Many local authorities’ capital programmes hold a significant degree of uncertainty, with regards to both timing and the extent of delivery. Some capital plans have been cancelled altogether for a variety of reasons, but often relating to affordability. In addition, many commercial projects have been abandoned due to the new restrictions outlined in the PWLB Lending Terms for ‘Purchasing Investment Assets Primarily for Yield’. These factors clearly reduce the underlying need to borrow.

Meanwhile, authorities are being flooded with central government grants for coronavirus-related expenditure, combined with slippage in capital programmes as a result of the pandemic, many local authorities are cash rich and simply do not require external funding. With investment yields at all-time lows, it makes perfect sense, at least in the short-term, for these authorities to reduce investment balances (and credit risk) instead of borrowing. For many, the prospect of borrowing in advance and depositing cash at very low or even negative rates appears to hold a psychological barrier, even if cash is only invested temporarily.
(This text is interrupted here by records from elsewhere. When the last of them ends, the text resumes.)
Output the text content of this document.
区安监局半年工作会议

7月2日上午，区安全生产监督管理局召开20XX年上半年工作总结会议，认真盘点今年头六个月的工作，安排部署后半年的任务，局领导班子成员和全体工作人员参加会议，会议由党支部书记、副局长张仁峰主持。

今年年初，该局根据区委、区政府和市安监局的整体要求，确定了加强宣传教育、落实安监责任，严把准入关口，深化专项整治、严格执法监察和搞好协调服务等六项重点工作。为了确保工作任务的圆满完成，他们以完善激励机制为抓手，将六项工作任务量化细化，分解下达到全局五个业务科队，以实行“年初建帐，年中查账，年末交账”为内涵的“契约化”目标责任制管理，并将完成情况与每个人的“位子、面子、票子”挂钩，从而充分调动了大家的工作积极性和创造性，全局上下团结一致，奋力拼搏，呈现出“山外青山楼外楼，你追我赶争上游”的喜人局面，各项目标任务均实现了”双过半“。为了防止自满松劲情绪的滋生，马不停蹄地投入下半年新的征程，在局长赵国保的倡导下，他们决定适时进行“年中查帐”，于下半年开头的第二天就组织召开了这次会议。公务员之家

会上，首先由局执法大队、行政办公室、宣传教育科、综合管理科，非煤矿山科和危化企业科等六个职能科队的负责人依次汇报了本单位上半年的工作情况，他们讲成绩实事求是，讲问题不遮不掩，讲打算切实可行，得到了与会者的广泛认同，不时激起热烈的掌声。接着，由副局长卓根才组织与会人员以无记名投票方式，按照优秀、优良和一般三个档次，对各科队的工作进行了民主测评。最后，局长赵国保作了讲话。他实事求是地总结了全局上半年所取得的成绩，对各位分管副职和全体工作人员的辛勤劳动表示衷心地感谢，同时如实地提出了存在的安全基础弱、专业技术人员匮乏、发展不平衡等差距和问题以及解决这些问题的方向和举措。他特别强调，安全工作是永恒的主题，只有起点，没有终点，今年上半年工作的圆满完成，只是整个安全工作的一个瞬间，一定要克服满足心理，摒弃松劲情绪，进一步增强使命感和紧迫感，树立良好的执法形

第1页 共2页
On the other side of the coin, incredibly low loan rates are being offered in the money markets, particularly in the inter-local authority market. For authorities that need to borrow, cash is being offered at competitive rates for those in need of short-term funding, and there’s no sign of this drying up either. Inter authority loans are typically less than 0.10% for most durations below 6 months, with one year funding at rates below 0.20%; fixing in PWLB debt is relatively expensive even with the reduction in the margin.

This leads on to the next reason for low borrowing levels of PWLB debt in recent months, budgetary pressure. Having spent over a year in the wilderness, funding away from the PWLB, many authorities have grown to like the low-cost flexibility offered via the inter authority market. At the time of writing, PWLB rates start at 0.76% for one year “Certainty Rate” loans, peaking at 2.12% for 25-year debt. With budgets tighter than ever, it is no surprise that authorities are currently turning to the lowest cost source of funding to help them through.
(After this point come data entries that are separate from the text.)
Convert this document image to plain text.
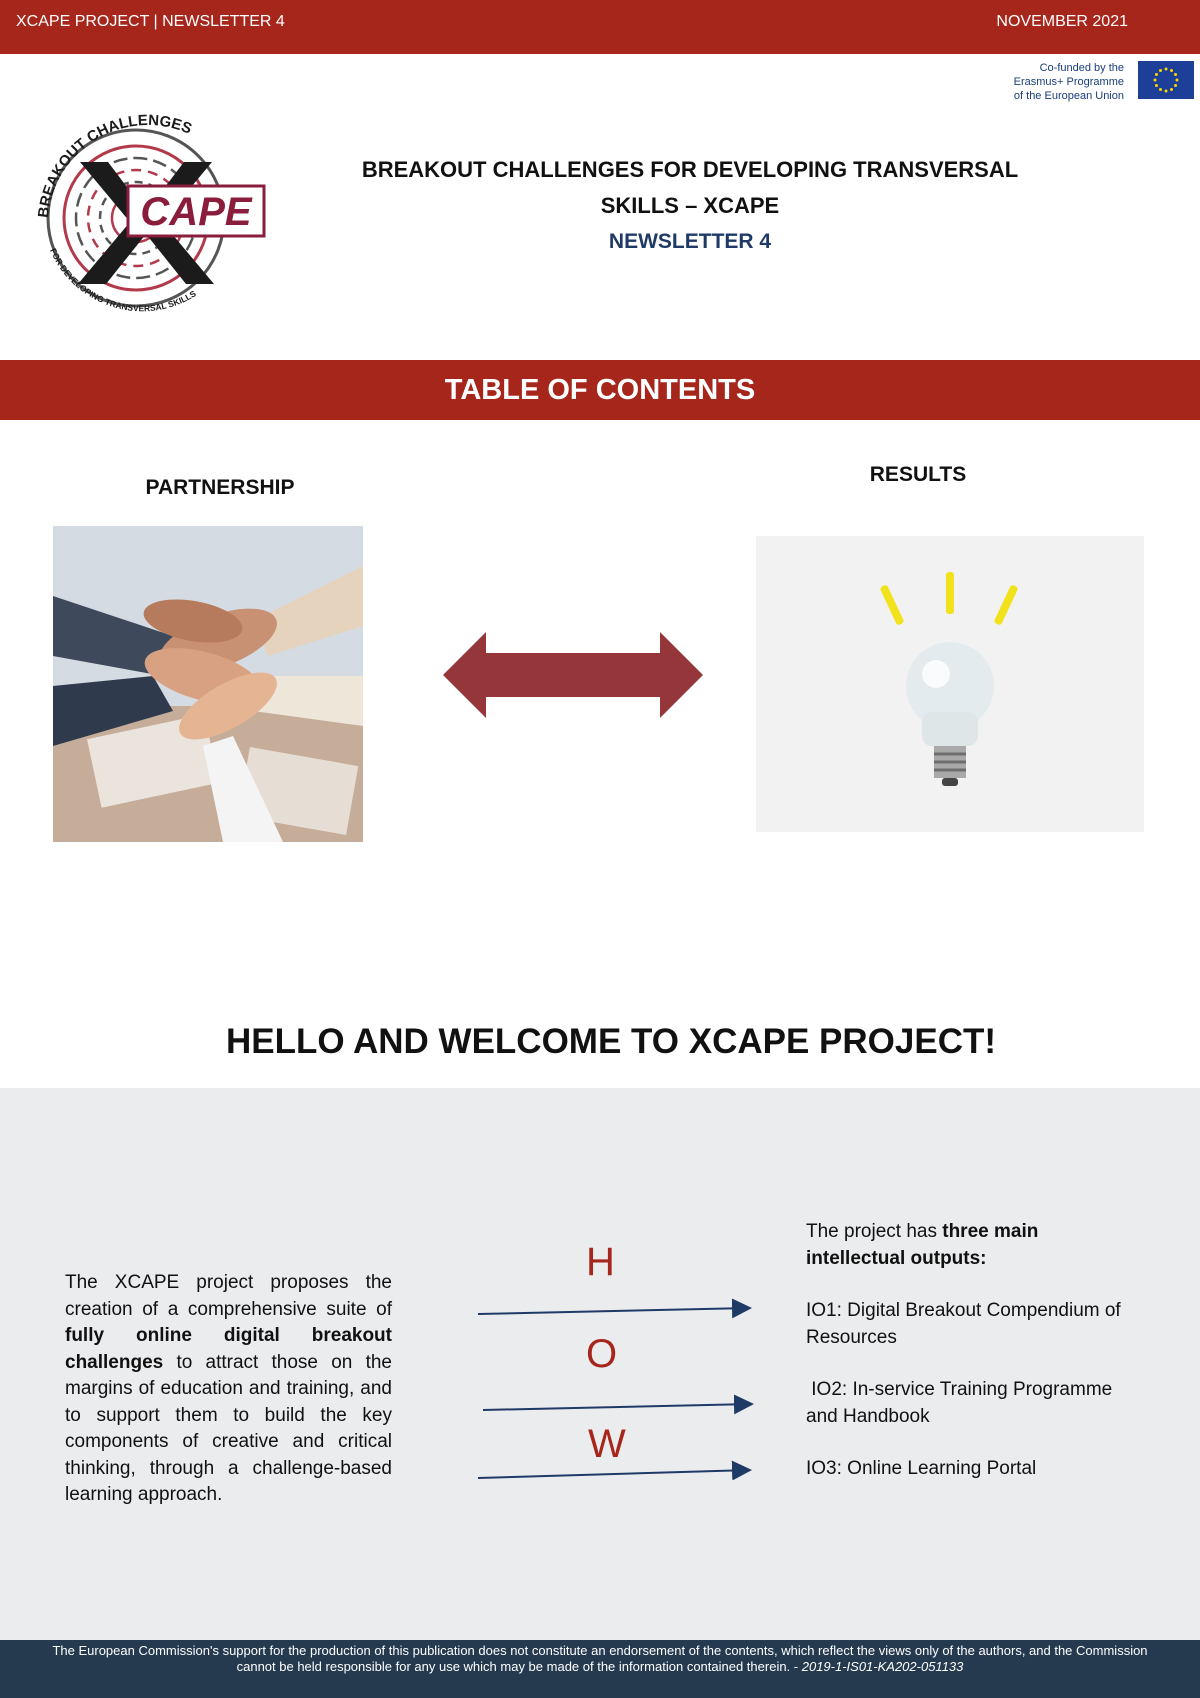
XCAPE PROJECT | NEWSLETTER 4	NOVEMBER 2021
Co-funded by the
Erasmus+ Programme
of the European Union
CAPE
BREAKOUT CHALLENGES
FOR DEVELOPING TRANSVERSAL SKILLS
BREAKOUT CHALLENGES FOR DEVELOPING TRANSVERSAL
SKILLS – XCAPE
NEWSLETTER 4
TABLE OF CONTENTS
PARTNERSHIP
RESULTS
HELLO AND WELCOME TO XCAPE PROJECT!
The XCAPE project proposes the creation of a comprehensive suite of fully online digital breakout challenges to attract those on the margins of education and training, and to support them to build the key components of creative and critical thinking, through a challenge-based learning approach.
H
O
W

The project has three main intellectual outputs:

IO1: Digital Breakout Compendium of Resources

IO2: In-service Training Programme and Handbook

IO3: Online Learning Portal

The European Commission's support for the production of this publication does not constitute an endorsement of the contents, which reflect the views only of the authors, and the Commission
cannot be held responsible for any use which may be made of the information contained therein. - 2019-1-IS01-KA202-051133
With plenty of scope across individual authorities to increase exposure to short-term interest rates, many are doing just that, reasoning that the probability of a hike in bank rate over the next few years is quite limited. The PWLB remains a back-up option too of course, with both fixed and variable rates available, should alternative funding sources dry up.
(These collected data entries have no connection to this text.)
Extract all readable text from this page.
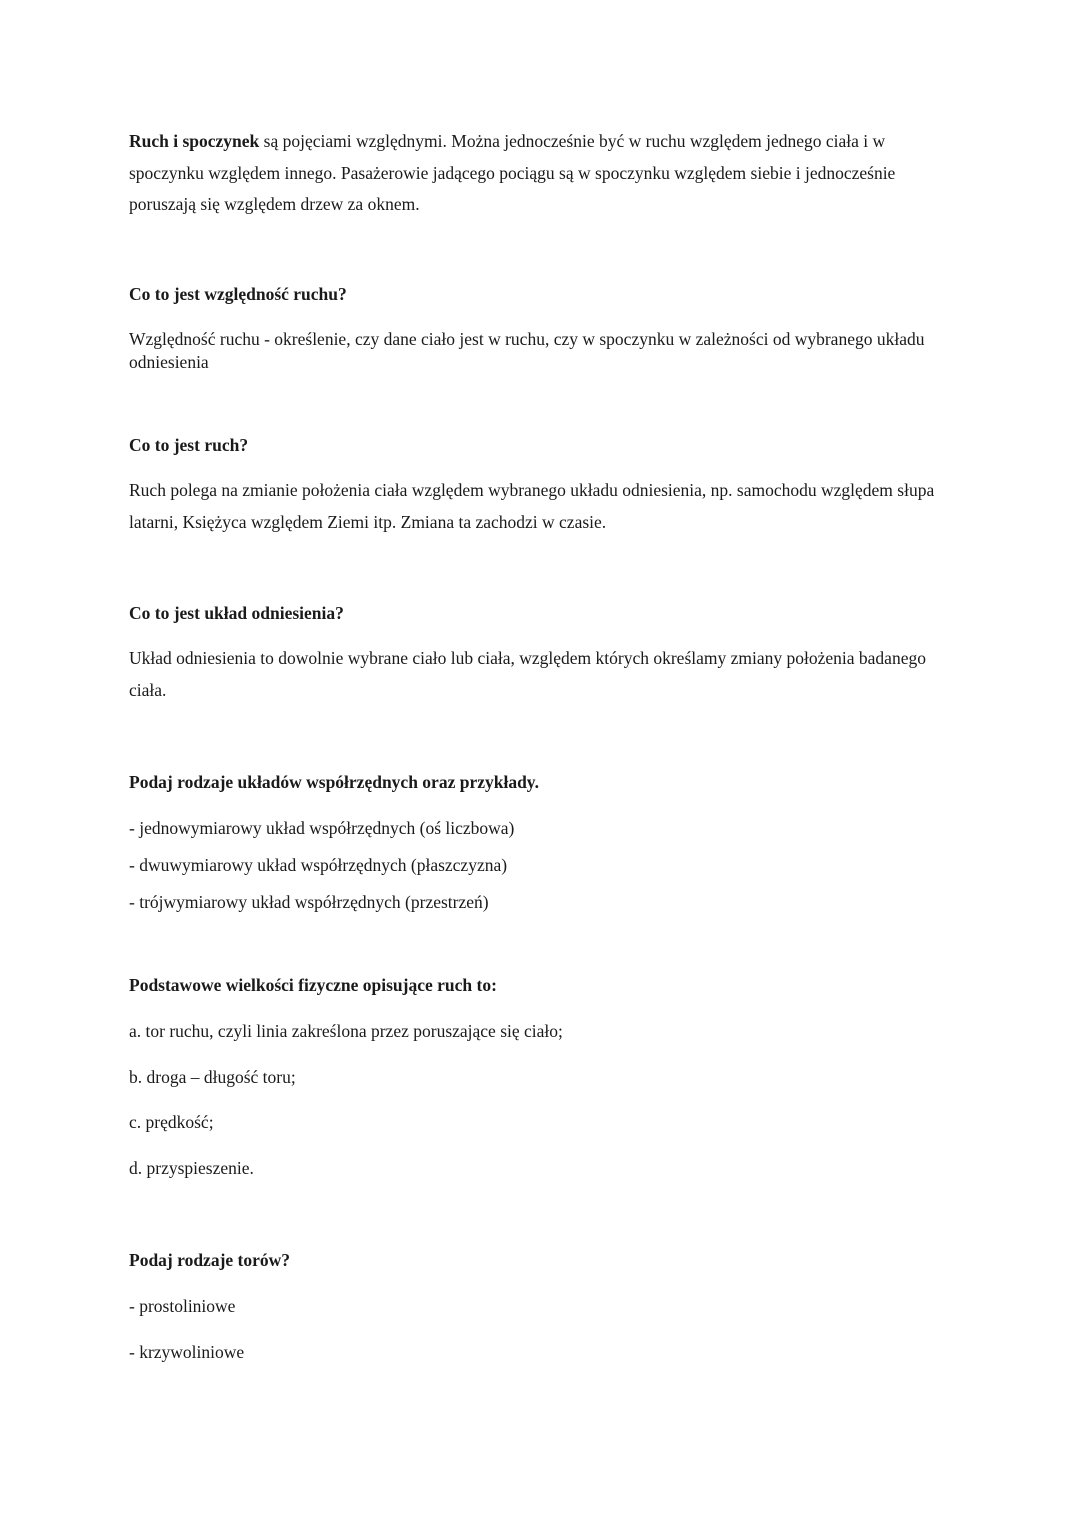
Ruch i spoczynek są pojęciami względnymi. Można jednocześnie być w ruchu względem jednego ciała i w spoczynku względem innego. Pasażerowie jadącego pociągu są w spoczynku względem siebie i jednocześnie poruszają się względem drzew za oknem.

Co to jest względność ruchu?

Względność ruchu - określenie, czy dane ciało jest w ruchu, czy w spoczynku w zależności od wybranego układu odniesienia

Co to jest ruch?

Ruch polega na zmianie położenia ciała względem wybranego układu odniesienia, np. samochodu względem słupa latarni, Księżyca względem Ziemi itp. Zmiana ta zachodzi w czasie.

Co to jest układ odniesienia?

Układ odniesienia to dowolnie wybrane ciało lub ciała, względem których określamy zmiany położenia badanego ciała.

Podaj rodzaje układów współrzędnych oraz przykłady.
- jednowymiarowy układ współrzędnych (oś liczbowa)
- dwuwymiarowy układ współrzędnych (płaszczyzna)
- trójwymiarowy układ współrzędnych (przestrzeń)
Podstawowe wielkości fizyczne opisujące ruch to:
a. tor ruchu, czyli linia zakreślona przez poruszające się ciało;
b. droga – długość toru;
c. prędkość;
d. przyspieszenie.
Podaj rodzaje torów?
- prostoliniowe
- krzywoliniowe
Of course, there will be some reading this that will no doubt be horrified. What about future risks? The threat of increased interest rates, both short- and long-term?  Indeed, PWLB fixed rates have increased by around 0.30% in just a few days, although they remain at historically low levels. Valid points, but the argument on the outlook for interest rates should be balanced. UK interest rates have spent the last thirty years trending lower, and yield curves in Europe and Japan shows us that 0% is not necessarily the lower bound.

The nature of local authority cash flows and performance throughout economic cycles also supports retaining some exposure to short-term rates. Generally speaking, as the economy dips, pressures on expenditure across authorities will increase while revenue falls. As the Bank of England typically cuts Bank Rate in the face of economic headwinds, would it be sensible to retain some floating rate debt that becomes cheaper when times get tough, offsetting these budget pressures? As ever, the decisions on exposure to interest rates should be balanced and supported by a robust risk management framework.

In conclusion, while we would expect a pick-up in PWLB borrowing towards the end of the financial year, there will be many authorities that conclude they neither need nor want additional fixed rate funding at this time.